Ok, training an AI model consumes a lot of energy. But surely scraping data to feed it consumes even more? if you factor in all the load on the scraped servers. Do we have numbers?
@rgs No numbers, but most of my work last week involved setting up mitigations on customers' servers that were being DDOSed by (presumably) AI scrapers.

@rgs I was always under the impression that the data scraping was part of the cost of training.

And a major problem is that the people who own the AIs aren't the ones paying that cost.

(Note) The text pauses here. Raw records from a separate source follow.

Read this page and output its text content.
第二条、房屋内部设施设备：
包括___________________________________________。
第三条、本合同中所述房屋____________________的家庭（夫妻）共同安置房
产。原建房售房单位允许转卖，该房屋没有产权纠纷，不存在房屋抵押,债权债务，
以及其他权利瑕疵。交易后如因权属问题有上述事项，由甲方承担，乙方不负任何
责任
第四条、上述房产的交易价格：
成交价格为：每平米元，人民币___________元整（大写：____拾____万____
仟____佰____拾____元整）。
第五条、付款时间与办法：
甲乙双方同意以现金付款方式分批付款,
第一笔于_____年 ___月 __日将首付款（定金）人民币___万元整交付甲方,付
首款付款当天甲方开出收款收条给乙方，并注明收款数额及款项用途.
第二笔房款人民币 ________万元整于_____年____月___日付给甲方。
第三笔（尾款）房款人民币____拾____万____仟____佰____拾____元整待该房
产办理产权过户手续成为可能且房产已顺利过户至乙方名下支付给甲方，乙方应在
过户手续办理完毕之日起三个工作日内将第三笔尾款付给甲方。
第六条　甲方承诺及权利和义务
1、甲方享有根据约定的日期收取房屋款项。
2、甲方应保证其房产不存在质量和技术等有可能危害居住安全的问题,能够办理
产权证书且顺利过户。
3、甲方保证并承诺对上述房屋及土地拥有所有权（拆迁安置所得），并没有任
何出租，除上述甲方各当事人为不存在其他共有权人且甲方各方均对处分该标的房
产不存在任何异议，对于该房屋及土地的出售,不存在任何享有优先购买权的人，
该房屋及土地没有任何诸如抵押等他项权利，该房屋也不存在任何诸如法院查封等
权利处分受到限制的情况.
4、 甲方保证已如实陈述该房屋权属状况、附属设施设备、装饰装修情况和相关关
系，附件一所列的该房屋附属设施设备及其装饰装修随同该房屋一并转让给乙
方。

@rrwo maybe the data scraping from the scraper side, but what of the scrapees? (A couple of years ago, I worked for a large website that was aggressively scraped by all kinds of people with lots of computing power. It was costing a fortune, and blocking the scrapers was an arms race)

@rgs

That's what I meant.

@rrwo okay. Because that’s never made clear in estimates

@rgs @rrwo

I doubt anyone has the data, would love to see it.

GPT-4 training is order of 1 GWh.

If we assume that the total volume scraped is order of 1 TB (wikipedia is order of 10 GB) and we assume that it is served at a rate of 1 MB /s, then it takes about 1 Ms to serve all that data, or about 1/3.6 kh. If the server would consume 1kW while doing this, then we are looking at order of 1 MWh (I'm rounding up here from 0.28 to 1; I am also ignoring the energy consumption under normal operation.)

Now, if my estimate is 100x off (say 10x more data and 10x times more time to serve), then it could be 100 MWh for a single visit of the crawler. Let's go with that as an upper limit.

Assuming the training frequency and scraping frequency are the same, then training still takes more energy than scraping.

This is a very crude estimate, but it should give some idea.

Of course I would hope that most of those scrapers are not used to train a GPT-4 competitor, because that would be awful. If it is a smaller model, then the training energy cost might very well be lower than the scraping cost.